Du musst leider im Selbstversuch testen, mit wieviel Stunden Schlaf du am ausgeruhtesten bist.

Außerdem hängt es auch noch davon ab, ob du eine Morgenmensch oder eine Nachteule bist.

Die spontane Schlafdauer der meisten Erwachsenen liegt zwischen sieben und neun Stunden pro Nacht. Kurzschläfer kommen mit weniger Schlaf aus, im Extremfall reichen ihnen vier bis fünf Stunden, um sich ausgeruht zu fühlen. Andere Menschen benötigen wiederum über zehn Stunden Schlaf. Die Merkmale des Kurz- Mittel- oder Langschläfers bilden sich zumeist schon im Kindes- und Jugendalter aus. Sie sind vermutlich erblich festgelegt und lassen sich durch Training kaum beeinflussen.

http://www.der-schlafberater.de/Schlafdauer.htm

Es kann kein Patentrezept geben, weil jeder Koerper anders gebaut ist. Sonst entsteht hier ein falscher Druck auf minimum Schlaf um gesund zu sein. Aber klar ist, Schlaf kann man nicht nachholen. Also mein Tipp: regelmaessig schlafen ist am gesuendesten, damit kann jeder Koerper umgehen.

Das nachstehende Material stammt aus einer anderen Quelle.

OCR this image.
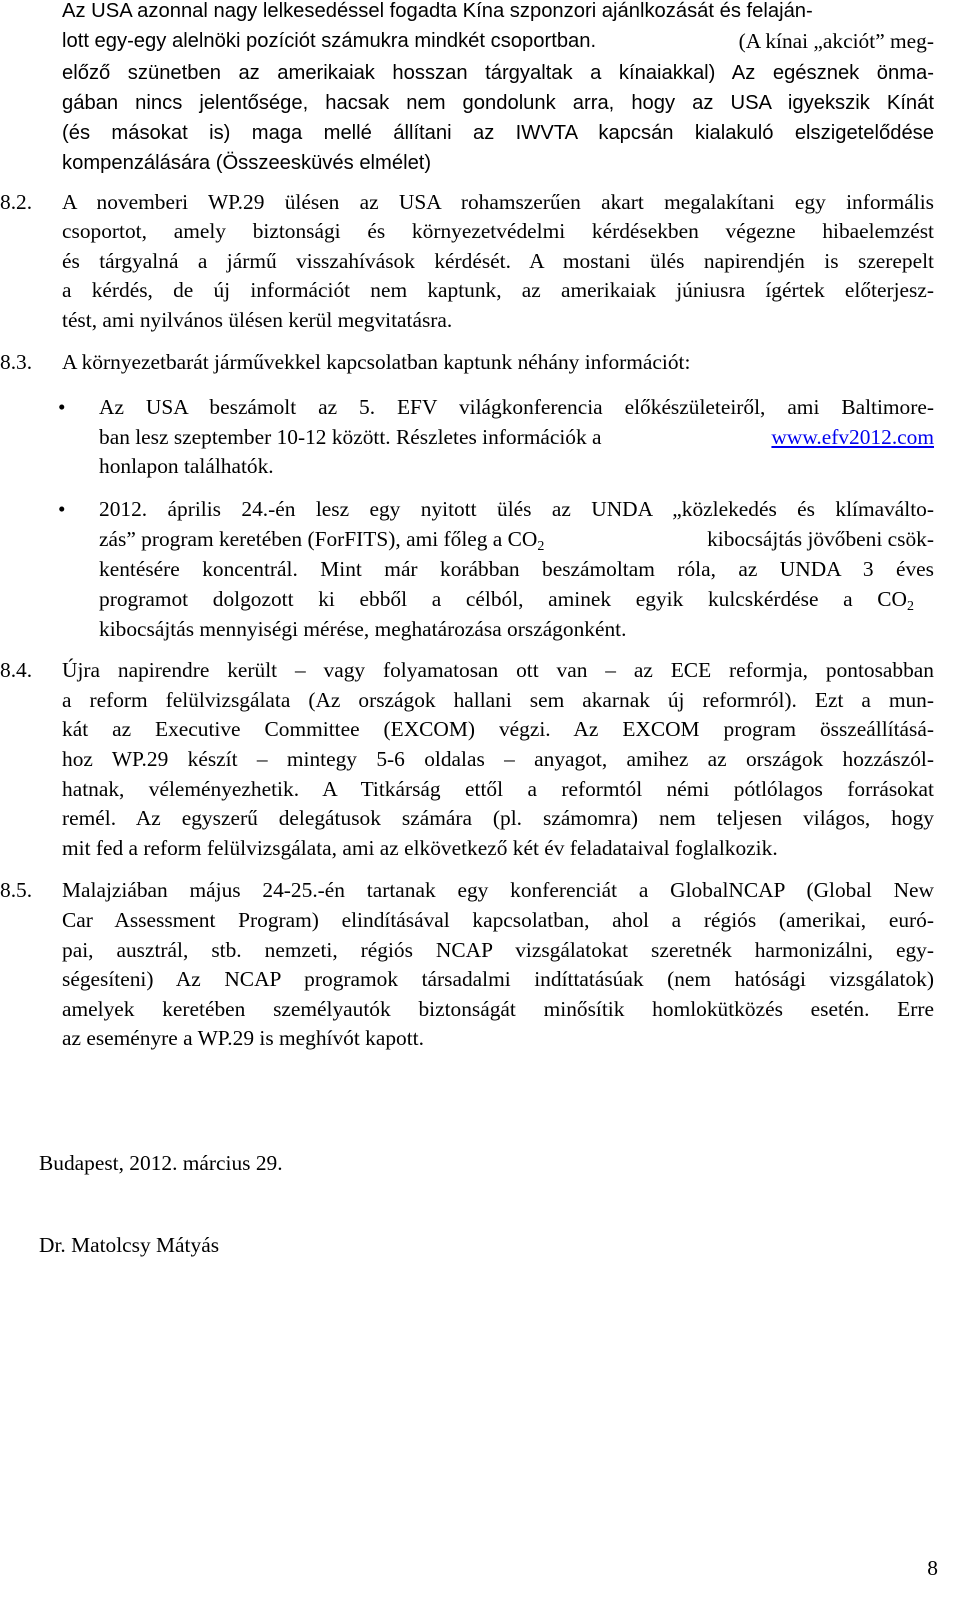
Az USA azonnal nagy lelkesedéssel fogadta Kína szponzori ajánlkozását és felaján-
lott egy-egy alelnöki pozíciót számukra mindkét csoportban.	(A kínai „akciót” meg-
előző szünetben az amerikaiak hosszan tárgyaltak a kínaiakkal) Az egésznek önma-
gában nincs jelentősége, hacsak nem gondolunk arra, hogy az USA igyekszik Kínát
(és másokat is) maga mellé állítani az IWVTA kapcsán kialakuló elszigetelődése
kompenzálására (Összeesküvés elmélet)
8.2. A novemberi WP.29 ülésen az USA rohamszerűen akart megalakítani egy informális
csoportot, amely biztonsági és környezetvédelmi kérdésekben végezne hibaelemzést
és tárgyalná a jármű visszahívások kérdését. A mostani ülés napirendjén is szerepelt
a kérdés, de új információt nem kaptunk, az amerikaiak júniusra ígértek előterjesz-
tést, ami nyilvános ülésen kerül megvitatásra.
8.3. A környezetbarát járművekkel kapcsolatban kaptunk néhány információt:
• Az USA beszámolt az 5. EFV világkonferencia előkészületeiről, ami Baltimore-
ban lesz szeptember 10-12 között. Részletes információk a	www.efv2012.com
honlapon találhatók.
• 2012. április 24.-én lesz egy nyitott ülés az UNDA „közlekedés és klímaválto-
zás” program keretében (ForFITS), ami főleg a $CO_2$	kibocsájtás jövőbeni csök-
kentésére koncentrál. Mint már korábban beszámoltam róla, az UNDA 3 éves
programot dolgozott ki ebből a célból, aminek egyik kulcskérdése a $CO_2$
kibocsájtás mennyiségi mérése, meghatározása országonként.
8.4. Újra napirendre került – vagy folyamatosan ott van – az ECE reformja, pontosabban
a reform felülvizsgálata (Az országok hallani sem akarnak új reformról). Ezt a mun-
kát az Executive Committee (EXCOM) végzi. Az EXCOM program összeállításá-
hoz WP.29 készít – mintegy 5-6 oldalas – anyagot, amihez az országok hozzászól-
hatnak, véleményezhetik. A Titkárság ettől a reformtól némi pótlólagos forrásokat
remél. Az egyszerű delegátusok számára (pl. számomra) nem teljesen világos, hogy
mit fed a reform felülvizsgálata, ami az elkövetkező két év feladataival foglalkozik.
8.5. Malajziában május 24-25.-én tartanak egy konferenciát a GlobalNCAP (Global New
Car Assessment Program) elindításával kapcsolatban, ahol a régiós (amerikai, euró-
pai, ausztrál, stb. nemzeti, régiós NCAP vizsgálatokat szeretnék harmonizálni, egy-
ségesíteni) Az NCAP programok társadalmi indíttatásúak (nem hatósági vizsgálatok)
amelyek keretében személyautók biztonságát minősítik homlokütközés esetén. Erre
az eseményre a WP.29 is meghívót kapott.
Budapest, 2012. március 29.
Dr. Matolcsy Mátyás
8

Das Schlafbedürfnis des Körpers nimmt über die Lebensspanne ab. Säuglinge schlafen extrem viel, alte Menschen brauchen weniger Schlaf. Ansonsten ist es individuell, zwischen fünfeinhalb und ca. neun Stunden am Tag. Der Körper reguliert das allein, wenn er nicht dabei gestört wird (durch Lärm, spätes fettes Essen, Medikamente, Alkohol, Sorgen...). Wichtiger als die Schlaflänge ist zudem die Schlaftiefe. Erholt fühlt sich nur der, der tiefe Schlafphasen hat (kann im Schlaflabor über die Hirnströme gemessen werden). Gute Nacht! Anell

Ausreichender Schlaf ist eine Grundvoraussetzung für Ausgeglichenheit und körperliche Fitness. Der Mensch verbringt fast ein Drittel seines Lebens im Schlaf. Im Schlaf regenerieren sich Körper und Geist. Schon nach 48 Stunden ohne Schlaf erlischt die Konzentrationsfähigkeit für die einfachsten Tätigkeiten. Wer mehr als drei Tage nicht schläft, kann sich kaum konzentrieren, klar sehen und hören und leidet oft unter Wahnvorstellungen (Halluzinationen).

Langanhaltender Schlafmangel hat viele Auswirkungen: erhöhte Tagesmüdigkeit mit einhergehendem Leistungsabfall und Konzentrationsschwäche, erhöhte Reizbarkeit und Unruhe bis hin zu Depressionen (wie zum Beispiel bei Eltern mit Neugeborenen). Körperlich wird vor allem das Immunsystem belastet und dadurch die Infektanfälligkeit erhöht. Zirka 40 Prozent aller Verkehrsunfälle sollen durch Übermüdung verursacht sein.

Man geht heute davon aus, dass vor allem ein geregelter Tagesablauf Grundvoraussetzung für einen erholsamen Schlaf ist. Durch einen gleichmäßigen Tagesrhythmus bleibt die sogenannte "Innere Uhr" im Takt, die neben vielen biologischen und psychischen Vorgängen auch für die Schlafsteuerung verantwortlich ist.

Der biologische Rhythmus wird von Nervenkernen in der Hirnbasis gesteuert. Ihre Signale beeinflussen Körpertemperatur, Blutdruck, Hormone und viele weitere Körperfunktionen systematisch. Abends nimmt dagegen die Körpertemperatur ab und bereitet somit den Organismus auf den Schlaf vor, um am Ende der nächtlichen Schlafphase bis kurz vor dem Aufwachen wieder anzusteigen. Dadurch entsteht ein Gefühl der Wachheit am frühen Morgen.

Nachts um 3 Uhr ist das Schlafbedürfnis des Menschen am größten. Man kann zwar willkürlich seine Schlafzeiten bestimmen, aber die "Innere Uhr" gibt einen optimalen Schlaf-Wach-Rhythmus vor. Der wichtigste Zeitgeber dabei ist das Licht. Über das Licht steuert die Innere Uhr die Produktion des Schlafhormons Melatonin. Es wird vermehrt bei Dunkelheit ausgeschieden. (Bei Interkontinentalflügen wird deshalb die Dunkelheit künstlich erzeugt durch Schlafmasken und Jalousien.)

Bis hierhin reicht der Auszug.